İlk
annelik heyecanı,
İlk tekmeleri hissetmenin verdiği mutluluk
Anne adayı olmanın verdiği binlerce şükür
Doğacak bebeğinin odasından geleceğine Binlerce kurduğun toz pembe hayaller,
"Oğlum benim, ne koysak adını" telaşları,
Her geçen gün büyüyen karnınla sımsıkı kurduğun o bağ...

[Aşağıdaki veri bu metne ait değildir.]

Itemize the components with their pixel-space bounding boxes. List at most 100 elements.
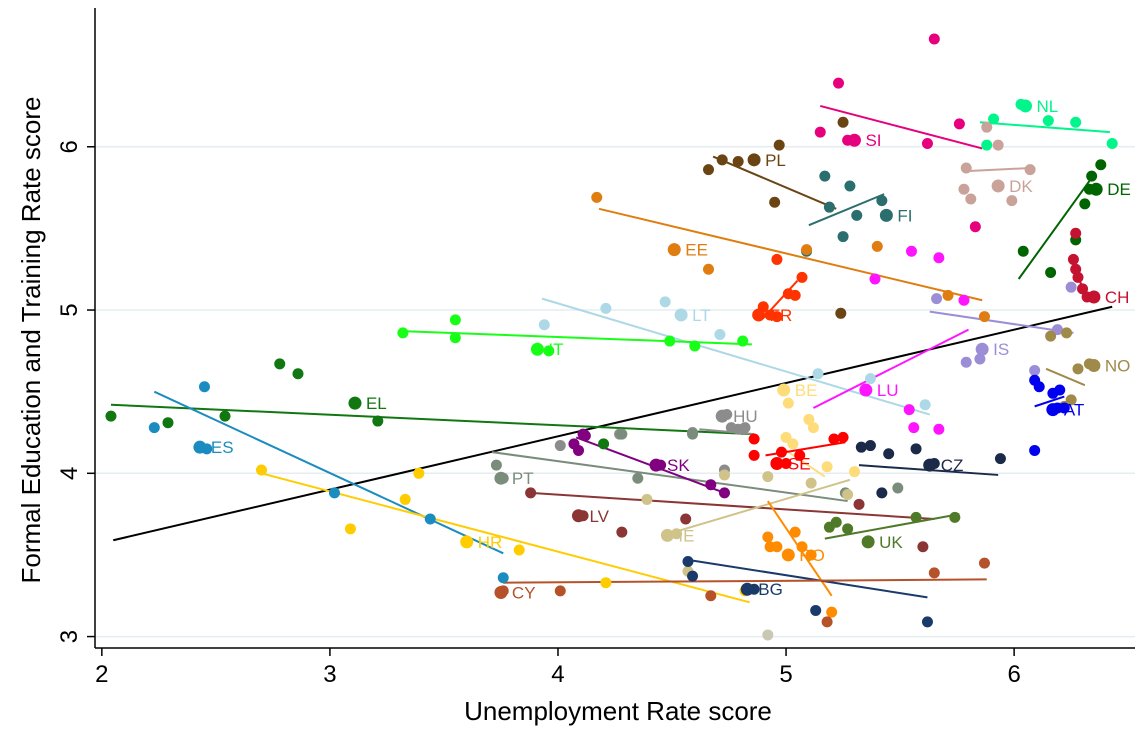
labeled-point-uk <box>861 535 875 549</box>
label-el: EL <box>366 394 387 413</box>
point-lu <box>905 245 917 257</box>
point-fr <box>771 311 783 323</box>
point-lu <box>869 273 881 285</box>
point-is <box>974 353 986 365</box>
point-ee <box>801 244 813 256</box>
label-no: NO <box>1105 357 1131 376</box>
fit-line-dk <box>963 167 1031 173</box>
point-hu <box>739 422 751 434</box>
fit-line-el <box>110 403 752 436</box>
point-el <box>274 358 286 370</box>
point-it <box>543 345 555 357</box>
labeled-point-si <box>847 133 861 147</box>
point-lu <box>908 422 920 434</box>
point-be <box>787 438 799 450</box>
point-si <box>814 126 826 138</box>
labeled-point-cy <box>494 585 508 599</box>
point-at <box>1033 381 1045 393</box>
point-is <box>931 293 943 305</box>
point-be <box>807 422 819 434</box>
point-lt <box>714 329 726 341</box>
fit-line-es <box>153 390 504 555</box>
label-de: DE <box>1107 180 1131 199</box>
data-points <box>105 33 1118 641</box>
point-fi <box>844 180 856 192</box>
point-lt <box>812 368 824 380</box>
y-tick-label: 3 <box>56 630 83 643</box>
point-se <box>775 446 787 458</box>
point-is <box>1065 281 1077 293</box>
point-se <box>794 449 806 461</box>
point-lv <box>917 541 929 553</box>
fit-line-is <box>929 310 1074 334</box>
fit-line-fi <box>808 193 885 227</box>
fit-line-hu <box>699 428 755 436</box>
point-lt <box>659 296 671 308</box>
fit-line-nl <box>979 121 1110 134</box>
fit-line-pl <box>712 155 837 210</box>
label-hu: HU <box>733 407 758 426</box>
point-no <box>1065 394 1077 406</box>
labeled-point-de <box>1089 182 1103 196</box>
point-cz <box>994 453 1006 465</box>
point-ch <box>1070 227 1082 239</box>
point-es <box>148 422 160 434</box>
point-pl <box>732 155 744 167</box>
point-bg <box>682 555 694 567</box>
point-it <box>449 332 461 344</box>
point-ee <box>871 240 883 252</box>
label-ch: CH <box>1105 288 1130 307</box>
point-uk <box>949 511 961 523</box>
point-bg <box>687 570 699 582</box>
point-si <box>953 118 965 130</box>
point-nl <box>1070 116 1082 128</box>
point-pt <box>687 428 699 440</box>
point-ro <box>789 526 801 538</box>
point-dk <box>992 139 1004 151</box>
point-el <box>598 438 610 450</box>
point-ch <box>1077 283 1089 295</box>
point-cz <box>910 443 922 455</box>
label-be: BE <box>795 381 818 400</box>
label-lu: LU <box>877 381 899 400</box>
point-hr <box>344 523 356 535</box>
point-lt <box>919 399 931 411</box>
point-unlabeled <box>762 629 774 641</box>
fit-line-be <box>783 447 826 478</box>
point-ro <box>771 541 783 553</box>
labeled-point-ee <box>667 243 681 257</box>
point-ee <box>942 289 954 301</box>
labeled-point-es <box>193 440 207 454</box>
label-ee: EE <box>685 241 708 260</box>
point-lt <box>600 302 612 314</box>
point-ie <box>671 528 683 540</box>
labeled-point-bg <box>740 582 754 596</box>
fit-line-pt <box>491 451 848 503</box>
point-si <box>969 221 981 233</box>
point-es <box>328 487 340 499</box>
labeled-point-fr <box>752 308 766 322</box>
labeled-point-at <box>1046 403 1060 417</box>
labeled-point-pl <box>747 153 761 167</box>
label-uk: UK <box>879 533 903 552</box>
label-se: SE <box>788 455 811 474</box>
point-cz <box>883 448 895 460</box>
fit-line-lt <box>541 297 931 416</box>
labeled-point-lt <box>674 308 688 322</box>
point-ee <box>703 263 715 275</box>
point-pl <box>773 139 785 151</box>
labeled-point-fi <box>879 208 893 222</box>
point-lu <box>933 252 945 264</box>
labeled-point-nl <box>1018 99 1032 113</box>
point-cz <box>864 440 876 452</box>
point-cy <box>978 557 990 569</box>
point-es <box>198 381 210 393</box>
label-pl: PL <box>765 151 786 170</box>
point-hr <box>600 577 612 589</box>
fit-lines <box>110 104 1113 604</box>
point-dk <box>960 162 972 174</box>
fit-line-si <box>820 104 983 150</box>
y-axis-title: Formal Education and Training Rate score <box>16 96 46 583</box>
point-el <box>219 410 231 422</box>
point-at <box>1058 402 1070 414</box>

Zaman hızla geçip giderken
Haftalar 20'lerin kapısına dayandığında
Sebepsiz bir fırtına gelir bir gün
Adı
erken doğumdur ve alır götür bebeğini
Sadece bebeğini mi?
Anneliğini, umutlarını, evladını,
hatta nefesini
Kısaca herşeyini...
Kayıptan sonraki ilk onsuz uyandığın sabah
Bebeğin için tükettiğin cevizler, ilaçlar,
O tadını hiç sevmediğin
haşlanmış yumurtalar yok
Kahvaltılar bile artık çok anlamsızdır
Sanki o'ndan önce hiç yaşamamışsın gibi
Yaşam damarlarından biri kopar
Elini her karnına attığında
O koca boşluk dolar gözyaşlarınla
Sıkı sıkı sarıp kokusunu duyamadan
O küçük elleri tutamadan
Bebeğim diye bağrına basamadan
Bir sebepsiz fırtına alıp gider herşeyini
Bebeğini kaybetmiş bir lohusa anneysen
Lohusalıktan sütün gelir, olmayan bebeğine sağarsın,
İçini acıttıkça acıtır,
Olmayan bebeğinin sütü...
Neden diye kendine soramadan duramazsın
Cevabını bulamayacağını bile bile,
Zamanla geçer her acı derler ya,
Dışındaymış "evlat acısı" bir kere...
Oysa sen ki, ne hayaller kurmuştun
Masmavi tulumlardan
Denizci odasından oyuncaklarına kadar
Şimdi evladını verdiğin toprak dinsin de
Mezar taşını yaptırasın oğlunun
Adını da koyasın canının parçasının
Karanlık hayallerinde
Boğulmadan,
İsyan etmemekle acıyı hazmetmek arasında Yaşamaya mecbursun
Mezardaki bebeğin annesi olmak var ya,
Ellerini bebeğinin yumuşacak teni yerine
Toprağın soğuğuna sarmak,
Bebeğinin cansız bedenini
Görüpte aklından çıkaramamak var ya
Bu kadar acının var olduğu cümlelerde
Sensizliği yaşamak
Ben seni çok özledim oğlum...
Yüca Rabbim kimseyi evladı ile imtihan etmesin, acısını yaşatmasın...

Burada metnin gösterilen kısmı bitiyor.